You want higher yields on your investments?

In the world of dividend stocks, you have them. Dividend stalwarts in variety of sectors have fallen in price this year, and that means rising yields. There's a growing selection of individual dividend stocks with yields of 4 per cent or more, and several dividend exchange-traded funds as well.

Anticipation of higher U.S. interest rates has weighed on dividend stocks, and we may well see further declines. But if you're desperate for higher yields than you can get from bonds and guaranteed investment certificates, dividend stocks and ETFs are starting to look interesting. Now might be a good time for income-focused investors to start nibbling.

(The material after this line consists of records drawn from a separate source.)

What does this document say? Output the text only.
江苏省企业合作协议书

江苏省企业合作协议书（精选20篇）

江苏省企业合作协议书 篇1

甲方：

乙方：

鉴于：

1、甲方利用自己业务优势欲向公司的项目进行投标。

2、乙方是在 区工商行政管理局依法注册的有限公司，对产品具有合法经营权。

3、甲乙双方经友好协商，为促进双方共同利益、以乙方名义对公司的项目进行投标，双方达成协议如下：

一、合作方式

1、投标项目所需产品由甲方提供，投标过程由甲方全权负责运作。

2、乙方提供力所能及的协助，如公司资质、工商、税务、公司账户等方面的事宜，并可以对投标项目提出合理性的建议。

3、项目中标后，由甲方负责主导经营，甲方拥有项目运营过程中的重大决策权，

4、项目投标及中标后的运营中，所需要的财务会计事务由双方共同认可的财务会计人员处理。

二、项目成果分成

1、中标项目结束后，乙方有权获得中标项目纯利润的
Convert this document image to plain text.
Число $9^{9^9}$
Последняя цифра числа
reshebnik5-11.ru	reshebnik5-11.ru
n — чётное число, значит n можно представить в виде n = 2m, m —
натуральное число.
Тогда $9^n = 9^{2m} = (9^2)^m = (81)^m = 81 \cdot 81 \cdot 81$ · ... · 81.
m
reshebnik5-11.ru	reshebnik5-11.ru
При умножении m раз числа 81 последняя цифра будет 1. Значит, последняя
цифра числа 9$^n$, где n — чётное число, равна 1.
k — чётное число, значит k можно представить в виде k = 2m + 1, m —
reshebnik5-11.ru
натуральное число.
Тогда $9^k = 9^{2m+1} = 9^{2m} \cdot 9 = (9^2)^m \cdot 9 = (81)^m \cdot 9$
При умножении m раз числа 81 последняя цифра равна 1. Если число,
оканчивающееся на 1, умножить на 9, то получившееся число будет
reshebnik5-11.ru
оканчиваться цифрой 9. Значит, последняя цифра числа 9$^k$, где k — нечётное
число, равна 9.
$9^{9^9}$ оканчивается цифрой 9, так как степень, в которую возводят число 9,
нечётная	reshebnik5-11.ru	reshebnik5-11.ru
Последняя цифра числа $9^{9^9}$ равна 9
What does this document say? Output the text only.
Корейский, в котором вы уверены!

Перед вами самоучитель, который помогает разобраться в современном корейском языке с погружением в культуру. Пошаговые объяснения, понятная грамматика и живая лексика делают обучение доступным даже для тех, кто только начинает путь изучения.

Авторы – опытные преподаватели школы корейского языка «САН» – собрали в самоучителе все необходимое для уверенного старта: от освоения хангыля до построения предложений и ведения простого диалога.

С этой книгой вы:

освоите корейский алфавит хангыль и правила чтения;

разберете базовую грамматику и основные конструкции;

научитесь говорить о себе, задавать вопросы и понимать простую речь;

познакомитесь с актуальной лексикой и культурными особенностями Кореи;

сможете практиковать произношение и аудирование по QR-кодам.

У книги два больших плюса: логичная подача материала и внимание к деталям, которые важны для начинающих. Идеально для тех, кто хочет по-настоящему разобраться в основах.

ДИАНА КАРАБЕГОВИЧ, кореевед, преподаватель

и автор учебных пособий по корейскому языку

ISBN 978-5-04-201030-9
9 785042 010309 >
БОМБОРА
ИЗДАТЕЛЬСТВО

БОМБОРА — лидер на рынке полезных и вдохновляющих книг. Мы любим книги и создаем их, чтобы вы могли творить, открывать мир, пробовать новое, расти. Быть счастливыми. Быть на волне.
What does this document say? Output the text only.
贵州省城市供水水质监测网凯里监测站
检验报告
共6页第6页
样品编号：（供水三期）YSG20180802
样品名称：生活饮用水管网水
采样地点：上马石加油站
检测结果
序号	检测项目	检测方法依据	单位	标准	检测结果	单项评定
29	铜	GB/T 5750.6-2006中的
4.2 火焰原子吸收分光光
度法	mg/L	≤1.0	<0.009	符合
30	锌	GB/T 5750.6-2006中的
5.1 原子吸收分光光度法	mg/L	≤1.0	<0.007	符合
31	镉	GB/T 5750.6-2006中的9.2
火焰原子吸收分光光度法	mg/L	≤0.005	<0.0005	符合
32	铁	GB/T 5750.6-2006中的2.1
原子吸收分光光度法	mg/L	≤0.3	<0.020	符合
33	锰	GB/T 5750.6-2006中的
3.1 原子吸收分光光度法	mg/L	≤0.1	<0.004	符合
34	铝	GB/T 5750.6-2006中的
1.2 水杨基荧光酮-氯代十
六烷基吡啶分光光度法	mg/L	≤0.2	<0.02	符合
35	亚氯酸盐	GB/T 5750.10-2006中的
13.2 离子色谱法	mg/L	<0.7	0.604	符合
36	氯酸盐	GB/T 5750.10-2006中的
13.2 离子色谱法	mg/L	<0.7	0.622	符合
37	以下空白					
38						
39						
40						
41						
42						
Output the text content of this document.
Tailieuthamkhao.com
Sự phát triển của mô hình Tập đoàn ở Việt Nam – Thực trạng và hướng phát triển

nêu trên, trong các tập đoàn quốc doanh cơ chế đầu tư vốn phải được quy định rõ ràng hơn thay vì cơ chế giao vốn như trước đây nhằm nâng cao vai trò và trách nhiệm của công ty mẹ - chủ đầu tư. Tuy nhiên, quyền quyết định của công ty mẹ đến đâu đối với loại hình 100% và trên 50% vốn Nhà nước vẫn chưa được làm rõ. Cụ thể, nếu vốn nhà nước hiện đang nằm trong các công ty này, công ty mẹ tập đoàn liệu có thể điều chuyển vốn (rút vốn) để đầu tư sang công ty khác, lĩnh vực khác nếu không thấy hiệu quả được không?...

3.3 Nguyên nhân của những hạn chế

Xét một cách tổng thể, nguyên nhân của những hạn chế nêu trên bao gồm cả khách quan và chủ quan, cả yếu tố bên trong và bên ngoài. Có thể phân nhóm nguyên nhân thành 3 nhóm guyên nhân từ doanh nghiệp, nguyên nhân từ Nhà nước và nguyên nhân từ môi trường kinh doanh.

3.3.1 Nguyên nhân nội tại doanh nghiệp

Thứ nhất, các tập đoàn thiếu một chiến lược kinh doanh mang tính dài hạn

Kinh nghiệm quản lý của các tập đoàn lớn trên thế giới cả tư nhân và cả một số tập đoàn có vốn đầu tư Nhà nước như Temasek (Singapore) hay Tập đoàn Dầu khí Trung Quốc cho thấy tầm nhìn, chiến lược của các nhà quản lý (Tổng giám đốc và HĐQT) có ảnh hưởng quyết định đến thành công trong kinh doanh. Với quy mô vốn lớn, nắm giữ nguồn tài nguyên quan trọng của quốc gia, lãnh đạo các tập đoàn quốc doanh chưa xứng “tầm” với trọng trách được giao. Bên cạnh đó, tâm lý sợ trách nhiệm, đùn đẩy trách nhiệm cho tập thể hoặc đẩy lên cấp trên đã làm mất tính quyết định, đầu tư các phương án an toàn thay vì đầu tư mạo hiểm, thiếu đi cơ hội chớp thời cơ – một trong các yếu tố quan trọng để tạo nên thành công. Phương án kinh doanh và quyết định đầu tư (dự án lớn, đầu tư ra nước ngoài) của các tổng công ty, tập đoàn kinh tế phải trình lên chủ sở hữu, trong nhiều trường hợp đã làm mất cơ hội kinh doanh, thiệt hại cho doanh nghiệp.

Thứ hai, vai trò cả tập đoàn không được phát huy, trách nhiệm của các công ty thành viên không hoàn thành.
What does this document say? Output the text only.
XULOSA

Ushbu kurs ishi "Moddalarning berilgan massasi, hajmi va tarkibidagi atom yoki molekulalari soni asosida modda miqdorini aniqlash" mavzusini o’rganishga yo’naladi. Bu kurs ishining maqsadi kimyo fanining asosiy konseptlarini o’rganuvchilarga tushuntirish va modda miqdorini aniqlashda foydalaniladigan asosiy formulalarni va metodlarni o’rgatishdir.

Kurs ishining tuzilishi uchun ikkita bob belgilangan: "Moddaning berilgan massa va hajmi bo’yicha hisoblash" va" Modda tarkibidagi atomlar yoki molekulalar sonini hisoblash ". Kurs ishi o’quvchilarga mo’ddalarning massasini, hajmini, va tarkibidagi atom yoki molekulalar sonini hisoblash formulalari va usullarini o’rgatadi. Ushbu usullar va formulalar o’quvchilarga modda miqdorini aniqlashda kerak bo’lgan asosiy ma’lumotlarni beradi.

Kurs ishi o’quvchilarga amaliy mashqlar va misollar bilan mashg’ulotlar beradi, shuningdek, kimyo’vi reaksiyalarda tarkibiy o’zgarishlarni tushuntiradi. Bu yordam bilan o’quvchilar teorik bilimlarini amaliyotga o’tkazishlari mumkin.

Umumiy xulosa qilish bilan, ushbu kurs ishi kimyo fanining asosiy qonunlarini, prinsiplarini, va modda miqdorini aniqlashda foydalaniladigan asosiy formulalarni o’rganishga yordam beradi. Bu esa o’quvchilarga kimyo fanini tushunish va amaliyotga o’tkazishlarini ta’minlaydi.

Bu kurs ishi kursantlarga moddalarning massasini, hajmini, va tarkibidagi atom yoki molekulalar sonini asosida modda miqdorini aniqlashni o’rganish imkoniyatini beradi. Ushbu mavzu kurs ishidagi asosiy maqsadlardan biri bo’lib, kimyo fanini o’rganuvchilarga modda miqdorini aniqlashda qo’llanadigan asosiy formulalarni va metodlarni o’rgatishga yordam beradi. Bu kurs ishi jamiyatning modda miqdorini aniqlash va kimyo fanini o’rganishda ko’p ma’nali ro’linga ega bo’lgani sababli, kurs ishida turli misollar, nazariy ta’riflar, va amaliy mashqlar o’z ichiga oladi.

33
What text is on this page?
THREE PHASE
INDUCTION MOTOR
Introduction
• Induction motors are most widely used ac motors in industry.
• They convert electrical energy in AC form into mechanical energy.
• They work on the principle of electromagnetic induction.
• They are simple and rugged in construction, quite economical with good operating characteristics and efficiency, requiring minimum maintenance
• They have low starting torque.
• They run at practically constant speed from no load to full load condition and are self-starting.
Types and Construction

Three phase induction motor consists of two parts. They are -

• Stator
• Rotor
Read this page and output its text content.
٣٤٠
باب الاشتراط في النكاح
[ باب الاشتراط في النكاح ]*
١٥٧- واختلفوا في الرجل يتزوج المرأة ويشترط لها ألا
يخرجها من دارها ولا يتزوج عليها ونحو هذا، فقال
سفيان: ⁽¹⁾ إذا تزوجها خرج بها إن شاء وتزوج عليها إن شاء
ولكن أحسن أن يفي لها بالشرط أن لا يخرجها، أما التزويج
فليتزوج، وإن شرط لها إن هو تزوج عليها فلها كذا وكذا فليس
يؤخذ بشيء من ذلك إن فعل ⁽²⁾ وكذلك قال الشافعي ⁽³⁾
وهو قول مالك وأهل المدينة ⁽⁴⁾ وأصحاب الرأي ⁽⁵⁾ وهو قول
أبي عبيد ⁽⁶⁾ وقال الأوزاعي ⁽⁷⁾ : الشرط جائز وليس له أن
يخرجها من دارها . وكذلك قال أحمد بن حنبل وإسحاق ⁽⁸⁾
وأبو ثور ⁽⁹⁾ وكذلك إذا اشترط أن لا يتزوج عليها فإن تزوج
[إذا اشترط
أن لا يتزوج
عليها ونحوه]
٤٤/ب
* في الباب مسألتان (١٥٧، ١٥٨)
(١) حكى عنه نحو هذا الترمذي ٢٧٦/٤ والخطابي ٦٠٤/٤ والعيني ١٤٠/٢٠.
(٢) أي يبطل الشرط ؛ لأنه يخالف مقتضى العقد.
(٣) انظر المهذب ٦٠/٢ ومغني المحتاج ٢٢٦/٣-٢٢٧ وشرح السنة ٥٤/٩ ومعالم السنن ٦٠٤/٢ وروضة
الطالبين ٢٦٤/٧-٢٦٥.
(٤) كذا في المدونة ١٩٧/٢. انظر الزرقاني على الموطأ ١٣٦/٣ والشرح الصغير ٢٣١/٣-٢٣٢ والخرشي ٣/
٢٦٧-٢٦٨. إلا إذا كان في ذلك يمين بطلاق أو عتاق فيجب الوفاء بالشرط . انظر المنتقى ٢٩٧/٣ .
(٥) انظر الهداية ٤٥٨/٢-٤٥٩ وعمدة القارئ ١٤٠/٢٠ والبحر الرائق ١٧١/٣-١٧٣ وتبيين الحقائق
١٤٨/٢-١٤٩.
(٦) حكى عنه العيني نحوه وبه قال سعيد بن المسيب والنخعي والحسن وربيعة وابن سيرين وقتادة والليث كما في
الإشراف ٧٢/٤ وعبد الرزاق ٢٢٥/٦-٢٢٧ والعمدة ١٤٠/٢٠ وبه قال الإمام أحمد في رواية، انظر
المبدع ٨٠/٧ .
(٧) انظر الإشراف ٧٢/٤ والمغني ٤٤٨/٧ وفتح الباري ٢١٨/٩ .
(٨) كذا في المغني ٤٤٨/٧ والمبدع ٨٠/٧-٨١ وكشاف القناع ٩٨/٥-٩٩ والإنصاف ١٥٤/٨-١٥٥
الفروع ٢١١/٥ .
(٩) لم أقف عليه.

Let's get the psychology for this type investing straight. You have to be comfortable with the risk of price declines in whatever you buy. You'll accept this risk in return for yields that well surpass the 0.95-per-cent yield on five-year Government of Canada bonds and the 2.5-per-cent yields that alternative banks, trust companies and credit unions are offering on five-year GICs. If your dividend holdings fall in price, you won't sell. In fact, you might buy more to capture higher yields.

I summarized the selection of Canadian dividend ETFs listed on the Toronto Stock Exchange as part of my recent ETF Buyers' Guide series. A quick check on shows that at least four of them had yields in excess of 4 per cent as of the beginning of the month. Leading the group on yield was the iShares S&P/TSX Composite High Dividend ETF (XEI), at 4.6 per cent. Next came the BMO Canadian Dividend ETF (ZDV) at 4.3 per cent. Both have about 60 per cent of their assets in financials and energy, two of the weaker performing sectors on the TSX this year. Therein lies a lesson – high yields come hand in hand with out of favour stocks.

Investors have been throwing money at dividend stocks since 2009 and reaping huge rewards. The time for indiscriminate dividend investing may now be over, but income seekers should stick around because yields are starting to get interesting.